The Williamsburg Township Trustees applauded the efforts of the county in developing South Afton Commerce Park. “We are excited to be part of the team in bringing new investment to the township. The new real estate taxes from this business park will help offset recent cuts to our local government fund and allow us to maintain our current level of township services. This development could also be the catalyst needed to spur retail and service sector development to the eastern area of the county,” said Guy Bainum, chairman of the Williamsburg Township Board of Trustees.
This site fulfills a need not just in Clermont County, but in Greater Cincinnati. Last August, Johnna Reeder, CEO of REDI Cincinnati, said that the region was far behind where it needed to be to attract manufacturers. Sixty-one companies came to Greater Cincinnati in 2014 looking for potential locations, she said, and there weren’t sufficient sites to show them. Clermont County’s economic development team was unable to submit sites or buildings for 83% of the 58 inquiries received last year, due to a lack of market-ready properties.
County to provide basic infrastructure
To prepare South Afton Commerce Park for potential tenants, the CIC will provide water, sewer and natural gas extensions; storm water infrastructure; telecom infrastructure; and roads. The CIC will pursue grants to help defray those costs, which will leverage the use of local public funds and increase the return on investment.
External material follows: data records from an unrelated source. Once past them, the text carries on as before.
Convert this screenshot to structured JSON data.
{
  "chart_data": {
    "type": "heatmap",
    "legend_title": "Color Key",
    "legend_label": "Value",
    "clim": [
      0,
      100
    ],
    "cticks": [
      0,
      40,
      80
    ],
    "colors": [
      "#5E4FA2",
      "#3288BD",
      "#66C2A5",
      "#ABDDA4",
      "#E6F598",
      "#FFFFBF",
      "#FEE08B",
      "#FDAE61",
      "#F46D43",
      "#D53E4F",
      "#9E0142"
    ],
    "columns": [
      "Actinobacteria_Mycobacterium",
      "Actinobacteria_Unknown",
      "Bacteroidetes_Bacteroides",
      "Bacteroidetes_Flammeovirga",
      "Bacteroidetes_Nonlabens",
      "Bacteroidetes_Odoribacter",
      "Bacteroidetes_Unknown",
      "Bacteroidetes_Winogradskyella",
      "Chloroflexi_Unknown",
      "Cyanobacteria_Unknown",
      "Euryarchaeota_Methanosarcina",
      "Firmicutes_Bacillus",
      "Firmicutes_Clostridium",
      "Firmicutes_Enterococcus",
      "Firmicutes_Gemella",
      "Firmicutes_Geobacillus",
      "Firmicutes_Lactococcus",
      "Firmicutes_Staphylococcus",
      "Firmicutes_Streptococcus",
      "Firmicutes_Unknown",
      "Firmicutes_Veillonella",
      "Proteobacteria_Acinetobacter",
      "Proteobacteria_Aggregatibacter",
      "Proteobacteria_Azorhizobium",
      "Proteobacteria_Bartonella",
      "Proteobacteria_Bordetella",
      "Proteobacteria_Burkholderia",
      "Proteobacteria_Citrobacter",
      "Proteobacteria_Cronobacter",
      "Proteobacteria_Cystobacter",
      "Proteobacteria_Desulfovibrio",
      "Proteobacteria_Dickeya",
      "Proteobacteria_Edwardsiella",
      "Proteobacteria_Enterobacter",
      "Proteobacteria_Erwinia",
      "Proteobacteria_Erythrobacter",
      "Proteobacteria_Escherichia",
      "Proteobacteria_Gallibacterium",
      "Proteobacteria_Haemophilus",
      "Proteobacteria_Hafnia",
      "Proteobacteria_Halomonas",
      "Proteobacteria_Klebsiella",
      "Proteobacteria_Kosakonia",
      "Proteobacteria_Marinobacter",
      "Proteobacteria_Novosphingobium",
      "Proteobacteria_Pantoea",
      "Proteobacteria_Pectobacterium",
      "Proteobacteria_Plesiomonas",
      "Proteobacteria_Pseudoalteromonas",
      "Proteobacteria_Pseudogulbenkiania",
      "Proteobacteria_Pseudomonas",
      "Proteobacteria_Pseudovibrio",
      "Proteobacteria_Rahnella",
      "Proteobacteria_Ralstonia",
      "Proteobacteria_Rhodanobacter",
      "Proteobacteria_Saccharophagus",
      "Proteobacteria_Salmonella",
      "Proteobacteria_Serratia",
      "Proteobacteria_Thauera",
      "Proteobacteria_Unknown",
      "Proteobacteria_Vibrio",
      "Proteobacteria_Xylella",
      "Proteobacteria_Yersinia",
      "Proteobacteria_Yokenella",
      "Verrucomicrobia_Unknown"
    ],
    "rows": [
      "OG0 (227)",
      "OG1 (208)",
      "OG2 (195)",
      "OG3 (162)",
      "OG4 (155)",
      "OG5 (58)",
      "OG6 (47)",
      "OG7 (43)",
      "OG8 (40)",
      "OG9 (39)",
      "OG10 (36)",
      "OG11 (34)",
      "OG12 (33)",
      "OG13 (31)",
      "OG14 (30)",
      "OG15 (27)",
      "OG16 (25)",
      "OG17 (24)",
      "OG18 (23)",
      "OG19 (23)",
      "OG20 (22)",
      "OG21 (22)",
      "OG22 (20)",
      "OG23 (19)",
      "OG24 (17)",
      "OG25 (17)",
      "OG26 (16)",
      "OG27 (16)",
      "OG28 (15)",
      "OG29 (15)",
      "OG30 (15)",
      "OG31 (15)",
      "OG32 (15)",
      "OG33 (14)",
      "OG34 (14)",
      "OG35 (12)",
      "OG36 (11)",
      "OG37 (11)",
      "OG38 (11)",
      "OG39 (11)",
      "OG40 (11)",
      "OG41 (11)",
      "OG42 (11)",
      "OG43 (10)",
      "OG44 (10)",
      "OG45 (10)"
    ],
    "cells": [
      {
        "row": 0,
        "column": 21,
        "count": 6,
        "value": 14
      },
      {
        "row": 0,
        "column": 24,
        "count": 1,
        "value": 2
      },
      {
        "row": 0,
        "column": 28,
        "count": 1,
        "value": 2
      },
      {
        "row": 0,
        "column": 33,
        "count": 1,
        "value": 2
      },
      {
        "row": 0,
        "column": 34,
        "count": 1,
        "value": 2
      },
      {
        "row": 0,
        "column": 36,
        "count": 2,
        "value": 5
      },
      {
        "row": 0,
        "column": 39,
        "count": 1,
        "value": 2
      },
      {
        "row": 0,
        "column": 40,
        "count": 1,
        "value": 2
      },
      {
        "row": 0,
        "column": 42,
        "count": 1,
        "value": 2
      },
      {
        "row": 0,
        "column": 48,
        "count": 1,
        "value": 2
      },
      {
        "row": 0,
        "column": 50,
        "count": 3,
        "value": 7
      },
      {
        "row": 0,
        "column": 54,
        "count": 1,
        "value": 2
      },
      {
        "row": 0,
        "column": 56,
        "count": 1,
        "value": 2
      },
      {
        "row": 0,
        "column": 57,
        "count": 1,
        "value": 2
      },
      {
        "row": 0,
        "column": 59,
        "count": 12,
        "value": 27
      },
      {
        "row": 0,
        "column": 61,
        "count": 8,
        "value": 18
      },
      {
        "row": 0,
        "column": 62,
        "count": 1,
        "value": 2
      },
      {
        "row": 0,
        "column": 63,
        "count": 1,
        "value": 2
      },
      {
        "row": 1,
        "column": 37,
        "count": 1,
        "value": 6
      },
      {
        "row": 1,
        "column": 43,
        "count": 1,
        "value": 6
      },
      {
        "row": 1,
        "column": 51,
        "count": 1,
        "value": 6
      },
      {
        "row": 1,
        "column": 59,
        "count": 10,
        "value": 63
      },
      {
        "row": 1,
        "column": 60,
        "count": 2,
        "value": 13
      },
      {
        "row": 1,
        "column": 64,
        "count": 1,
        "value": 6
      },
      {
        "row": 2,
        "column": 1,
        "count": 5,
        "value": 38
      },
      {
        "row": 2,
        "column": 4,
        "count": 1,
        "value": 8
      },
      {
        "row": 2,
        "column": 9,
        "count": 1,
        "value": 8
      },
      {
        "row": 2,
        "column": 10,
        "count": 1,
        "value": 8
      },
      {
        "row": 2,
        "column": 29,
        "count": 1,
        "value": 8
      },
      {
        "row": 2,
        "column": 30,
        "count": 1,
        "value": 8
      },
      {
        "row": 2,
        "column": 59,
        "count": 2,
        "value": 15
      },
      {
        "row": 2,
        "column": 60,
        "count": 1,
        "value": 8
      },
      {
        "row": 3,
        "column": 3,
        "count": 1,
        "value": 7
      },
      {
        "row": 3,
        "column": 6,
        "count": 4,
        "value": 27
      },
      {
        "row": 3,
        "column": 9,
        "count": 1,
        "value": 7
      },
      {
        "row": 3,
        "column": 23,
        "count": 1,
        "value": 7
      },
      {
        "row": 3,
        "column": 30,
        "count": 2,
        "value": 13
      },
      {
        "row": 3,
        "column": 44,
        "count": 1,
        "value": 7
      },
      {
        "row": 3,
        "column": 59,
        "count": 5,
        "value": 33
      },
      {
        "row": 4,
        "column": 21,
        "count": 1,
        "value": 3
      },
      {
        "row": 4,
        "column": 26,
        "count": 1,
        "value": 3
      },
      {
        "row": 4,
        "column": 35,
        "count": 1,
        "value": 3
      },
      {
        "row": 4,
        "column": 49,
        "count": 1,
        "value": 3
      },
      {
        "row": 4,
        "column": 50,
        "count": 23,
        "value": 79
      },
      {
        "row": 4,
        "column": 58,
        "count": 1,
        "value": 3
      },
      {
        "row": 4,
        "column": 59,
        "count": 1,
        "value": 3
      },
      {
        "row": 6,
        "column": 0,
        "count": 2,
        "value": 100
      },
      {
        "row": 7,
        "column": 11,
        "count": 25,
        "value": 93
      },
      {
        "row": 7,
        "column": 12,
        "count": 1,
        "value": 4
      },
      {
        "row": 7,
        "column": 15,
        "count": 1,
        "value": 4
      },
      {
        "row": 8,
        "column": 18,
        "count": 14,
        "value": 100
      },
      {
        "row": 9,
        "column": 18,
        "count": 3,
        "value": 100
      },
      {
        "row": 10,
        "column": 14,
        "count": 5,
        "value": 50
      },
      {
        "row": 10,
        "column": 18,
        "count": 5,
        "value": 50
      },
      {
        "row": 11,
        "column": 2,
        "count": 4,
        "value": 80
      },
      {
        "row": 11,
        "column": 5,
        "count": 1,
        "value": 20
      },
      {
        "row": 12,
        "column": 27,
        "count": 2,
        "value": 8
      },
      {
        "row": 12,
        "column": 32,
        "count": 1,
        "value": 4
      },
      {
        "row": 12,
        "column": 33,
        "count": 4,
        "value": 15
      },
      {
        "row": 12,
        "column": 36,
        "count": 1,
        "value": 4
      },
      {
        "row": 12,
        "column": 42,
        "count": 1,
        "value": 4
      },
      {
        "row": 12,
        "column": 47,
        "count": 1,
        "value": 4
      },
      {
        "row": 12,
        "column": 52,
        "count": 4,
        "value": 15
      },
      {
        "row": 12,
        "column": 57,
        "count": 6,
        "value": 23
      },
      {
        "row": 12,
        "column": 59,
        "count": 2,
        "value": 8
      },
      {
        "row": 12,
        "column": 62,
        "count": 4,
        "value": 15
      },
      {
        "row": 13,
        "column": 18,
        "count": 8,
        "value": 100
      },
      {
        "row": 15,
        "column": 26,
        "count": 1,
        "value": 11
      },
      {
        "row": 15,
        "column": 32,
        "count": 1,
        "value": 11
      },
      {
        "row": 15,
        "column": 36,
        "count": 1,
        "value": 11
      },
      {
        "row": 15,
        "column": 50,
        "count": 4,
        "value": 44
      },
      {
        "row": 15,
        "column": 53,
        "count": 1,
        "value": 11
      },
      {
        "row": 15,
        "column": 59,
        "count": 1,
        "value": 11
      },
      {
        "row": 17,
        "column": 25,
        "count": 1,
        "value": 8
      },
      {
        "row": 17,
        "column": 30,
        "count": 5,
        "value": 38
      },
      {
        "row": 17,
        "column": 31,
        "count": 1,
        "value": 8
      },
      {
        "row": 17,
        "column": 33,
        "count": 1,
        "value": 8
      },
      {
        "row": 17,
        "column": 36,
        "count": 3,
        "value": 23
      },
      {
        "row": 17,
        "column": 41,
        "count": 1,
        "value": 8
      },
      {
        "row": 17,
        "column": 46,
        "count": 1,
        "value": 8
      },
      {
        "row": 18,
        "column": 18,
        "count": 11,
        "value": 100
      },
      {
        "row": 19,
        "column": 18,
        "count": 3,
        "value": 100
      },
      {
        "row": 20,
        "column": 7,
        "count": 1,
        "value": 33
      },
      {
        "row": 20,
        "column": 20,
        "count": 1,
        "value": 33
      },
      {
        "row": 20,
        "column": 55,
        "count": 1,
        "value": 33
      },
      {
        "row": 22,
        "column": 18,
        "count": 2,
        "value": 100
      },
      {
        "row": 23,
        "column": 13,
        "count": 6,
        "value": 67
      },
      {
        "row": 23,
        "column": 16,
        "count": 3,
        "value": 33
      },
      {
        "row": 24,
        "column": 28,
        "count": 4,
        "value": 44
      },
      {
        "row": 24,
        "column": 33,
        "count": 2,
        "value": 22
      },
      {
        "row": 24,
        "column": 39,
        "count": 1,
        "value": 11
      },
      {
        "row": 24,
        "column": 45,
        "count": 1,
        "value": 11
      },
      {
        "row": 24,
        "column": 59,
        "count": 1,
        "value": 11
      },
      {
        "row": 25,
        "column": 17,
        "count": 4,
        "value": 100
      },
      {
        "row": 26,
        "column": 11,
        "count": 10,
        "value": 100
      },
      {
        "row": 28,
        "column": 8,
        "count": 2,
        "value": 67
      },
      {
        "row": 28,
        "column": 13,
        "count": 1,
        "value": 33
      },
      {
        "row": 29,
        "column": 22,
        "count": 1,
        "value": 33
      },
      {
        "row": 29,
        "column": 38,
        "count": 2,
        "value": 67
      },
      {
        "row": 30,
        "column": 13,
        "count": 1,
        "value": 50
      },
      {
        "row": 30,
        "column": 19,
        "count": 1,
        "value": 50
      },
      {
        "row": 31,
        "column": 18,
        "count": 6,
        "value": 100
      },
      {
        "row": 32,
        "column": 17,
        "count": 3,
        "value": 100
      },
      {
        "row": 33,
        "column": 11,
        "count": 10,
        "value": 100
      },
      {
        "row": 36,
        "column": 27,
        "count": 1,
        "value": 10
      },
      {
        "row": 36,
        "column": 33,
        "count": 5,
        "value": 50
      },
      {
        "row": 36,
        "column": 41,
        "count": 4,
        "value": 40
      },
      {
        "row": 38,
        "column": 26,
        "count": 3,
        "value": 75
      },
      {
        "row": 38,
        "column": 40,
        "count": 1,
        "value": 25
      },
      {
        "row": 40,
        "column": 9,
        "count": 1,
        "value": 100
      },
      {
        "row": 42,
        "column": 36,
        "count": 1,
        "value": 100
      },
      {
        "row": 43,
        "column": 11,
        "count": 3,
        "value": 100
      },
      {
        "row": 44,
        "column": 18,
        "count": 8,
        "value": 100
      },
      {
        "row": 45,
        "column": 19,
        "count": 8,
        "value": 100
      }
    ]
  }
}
The purchase price of the land is being funded from proceeds of Clermont County’s Ivy Pointe investment. In 2005, the county, using the CIC, bought the land that became Ivy Pointe, which now houses TQL, Tata Consultancy Services, Senco and others. Mercy Health and Cincinnati Children’s Hospital Medical Center have each also purchased over 20 acres of land at Ivy Pointe for future expansions. The principal, which has been repaid, is being used for this purchase, said Kuchta.
“Developers aren’t creating new industrial parks due to the high cost of regulations and required infrastructure,” said Commissioner David Uible. “It has been over 20 years since a new industrial park has been developed in Clermont County, and we need to step into that role if we want to see continued job growth in our county. Leveraging a $5 million initial investment into an estimated $94 million of new property value, and $32 million in new property taxes, is a phenomenal return on investment that will benefit many county residents and agencies.“
Commissioner Ed Humphrey, who is recovering from an automobile accident, said that he fully supported Clermont County taking this step. “The South Afton Commerce Park will be more easily accessible because of the transportation improvements that have been made to State Route 32, and are planned to continue over the next five years,” he said. “A primary reason for the significant investments in the Eastern Corridor work is to facilitate the movement of people and goods between Clermont County and the rest of the Cincinnati region, so the development of this business park complements those investments and will increase the benefit of those investments to the residents of the county.”
South Afton Commerce Park will become the largest industrial park in Clermont County and one of the largest in Greater Cincinnati in terms of available land.